Traumatic brain injury in veterans—differences from civilians may affect long-term care
Veterans with traumatic brain injury (TBI) differ from civilians with TBI in some key ways—with potentially important implications for long-term care and support of injured service members and their families. New research from the Veterans Administration TBI Model System is assembled in the July/August special issue of the Journal of Head Trauma Rehabilitation (JHTR).
"The VA TBI Model System is uniquely positioned to inform policy about the health, mental health, socioeconomic, rehabilitation, and caregiver needs following TBI," write Guest Editors Risa Nakase-Richardson, PhD, of James A. Haley Veterans' Hospital, Tampa, Fla., and Lillian Stevens, PhD, of Hunter Holmes McGuire Veterans Affairs Medical Center, Richmond, Va.

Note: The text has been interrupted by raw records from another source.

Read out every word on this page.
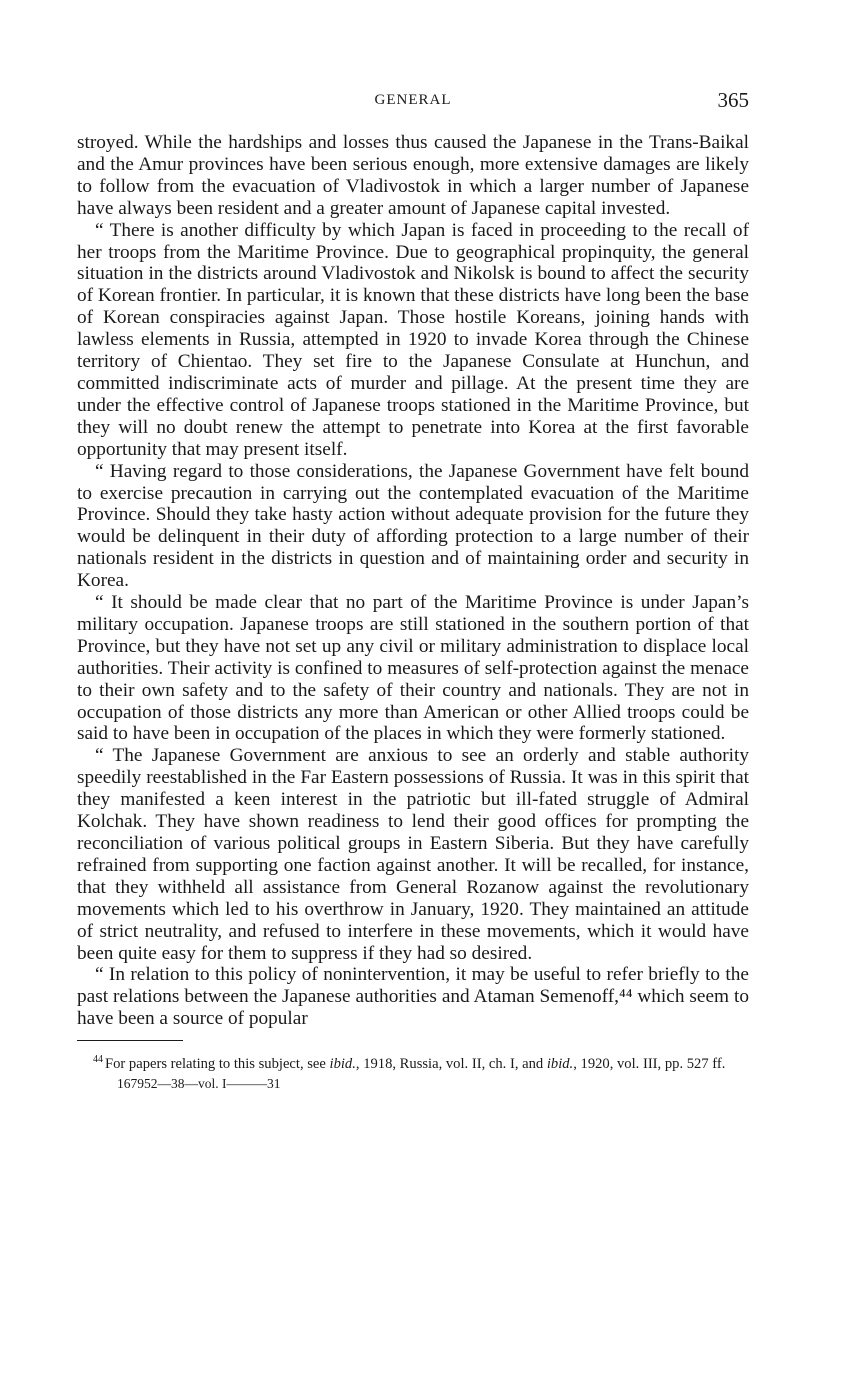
GENERAL	365

stroyed. While the hardships and losses thus caused the Japanese in the Trans-Baikal and the Amur provinces have been serious enough, more extensive damages are likely to follow from the evacuation of Vladivostok in which a larger number of Japanese have always been resident and a greater amount of Japanese capital invested.

“ There is another difficulty by which Japan is faced in proceeding to the recall of her troops from the Maritime Province. Due to geographical propinquity, the general situation in the districts around Vladivostok and Nikolsk is bound to affect the security of Korean frontier. In particular, it is known that these districts have long been the base of Korean conspiracies against Japan. Those hostile Koreans, joining hands with lawless elements in Russia, attempted in 1920 to invade Korea through the Chinese territory of Chientao. They set fire to the Japanese Consulate at Hunchun, and committed indiscriminate acts of murder and pillage. At the present time they are under the effective control of Japanese troops stationed in the Maritime Province, but they will no doubt renew the attempt to penetrate into Korea at the first favorable opportunity that may present itself.

“ Having regard to those considerations, the Japanese Government have felt bound to exercise precaution in carrying out the contemplated evacuation of the Maritime Province. Should they take hasty action without adequate provision for the future they would be delinquent in their duty of affording protection to a large number of their nationals resident in the districts in question and of maintaining order and security in Korea.

“ It should be made clear that no part of the Maritime Province is under Japan’s military occupation. Japanese troops are still stationed in the southern portion of that Province, but they have not set up any civil or military administration to displace local authorities. Their activity is confined to measures of self-protection against the menace to their own safety and to the safety of their country and nationals. They are not in occupation of those districts any more than American or other Allied troops could be said to have been in occupation of the places in which they were formerly stationed.

“ The Japanese Government are anxious to see an orderly and stable authority speedily reestablished in the Far Eastern possessions of Russia. It was in this spirit that they manifested a keen interest in the patriotic but ill-fated struggle of Admiral Kolchak. They have shown readiness to lend their good offices for prompting the reconciliation of various political groups in Eastern Siberia. But they have carefully refrained from supporting one faction against another. It will be recalled, for instance, that they withheld all assistance from General Rozanow against the revolutionary movements which led to his overthrow in January, 1920. They maintained an attitude of strict neutrality, and refused to interfere in these movements, which it would have been quite easy for them to suppress if they had so desired.

“ In relation to this policy of nonintervention, it may be useful to refer briefly to the past relations between the Japanese authorities and Ataman Semenoff,⁴⁴ which seem to have been a source of popular

$^{44}$ For papers relating to this subject, see ibid., 1918, Russia, vol. II, ch. I, and ibid., 1920, vol. III, pp. 527 ff.

167952—38—vol. I———31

The special issue presents initial reports from a Department of Veterans Affairs (VA)-specific database of patients representing all traumatic brain injury (TBI) severity levels. The findings will play a critical role in VA's efforts to meet the long-term needs of veterans with TBI.
VA TBI Model System Will Guide Care for Veterans and Families Affected by TBI
The initial TBI Model System was developed by the National Institute on Disability and Rehabilitation Research— now the National Institute on Disability, Independent Living, and Rehabilitation Research (NIDILRR)-in 1987. Over the years, 16 civilian hospitals have contributed data on the course of recovery and outcomes for more than 16,000 patients who received inpatient rehabilitation after TBI.
The VA TBI Model System, created in response to a Congressional mandate, collects similar data on rehabilitation outcomes of military TBI. Since 2010, over 1,000 patients with TBI hospitalized at five regional VA Polytrauma Rehabilitation Centers have been added to the database. The five premiere VA Polytrauma Rehabilitation Centers offer inpatient rehabilitation with specialized capacity to treat the more severely injured veterans and active duty service members.
Dr. Nakase-Richardson is the lead author of a study comparing the characteristics of 550 patients from the VA TBI Model System versus 5,270 patients from the original NIDILRR system. The results suggested that military and civilian cases of TBI differ in most characteristics/outcomes compared. For example, the data showed that violent causes of TBI were more common in the VA group, while falls were more common in civilian cases. Most violence-related TBI cases in veterans were related to deployment.
At least 13 percent of the civilian TBI patients had previously served in the military. Dr. Nakase-Richardson and co-authors highlight the need for a complementary sample to broaden research findings to veterans and service members who seek primarily civilian health care.
The differences between databases make it difficult to directly compare outcomes between the military and civilian TBI groups. The researchers emphasize the need for further studies to clarify the differences and their implications for treatment and outcomes.
Other topics in the special issue include the critical long-term impact on families and caregivers; and new insights for promoting health, quality of life, and community re-entry (i.e., employment) for veterans and service members with TBI.
These and future studies will have a major impact on VA's efforts to plan for ongoing care and support for the large numbers of veterans and families affected by TBI, according to Joel Scholten, MD, Director of Physical Medicine and Rehabilitation at the Veterans Health Administration.
"Participation in the TBI Model System allows VA to continue to define the unique needs of Veterans following TBI and translate these findings into policy, essentially creating a model of continuous quality improvement for TBI rehabilitation within VA," said Scholten.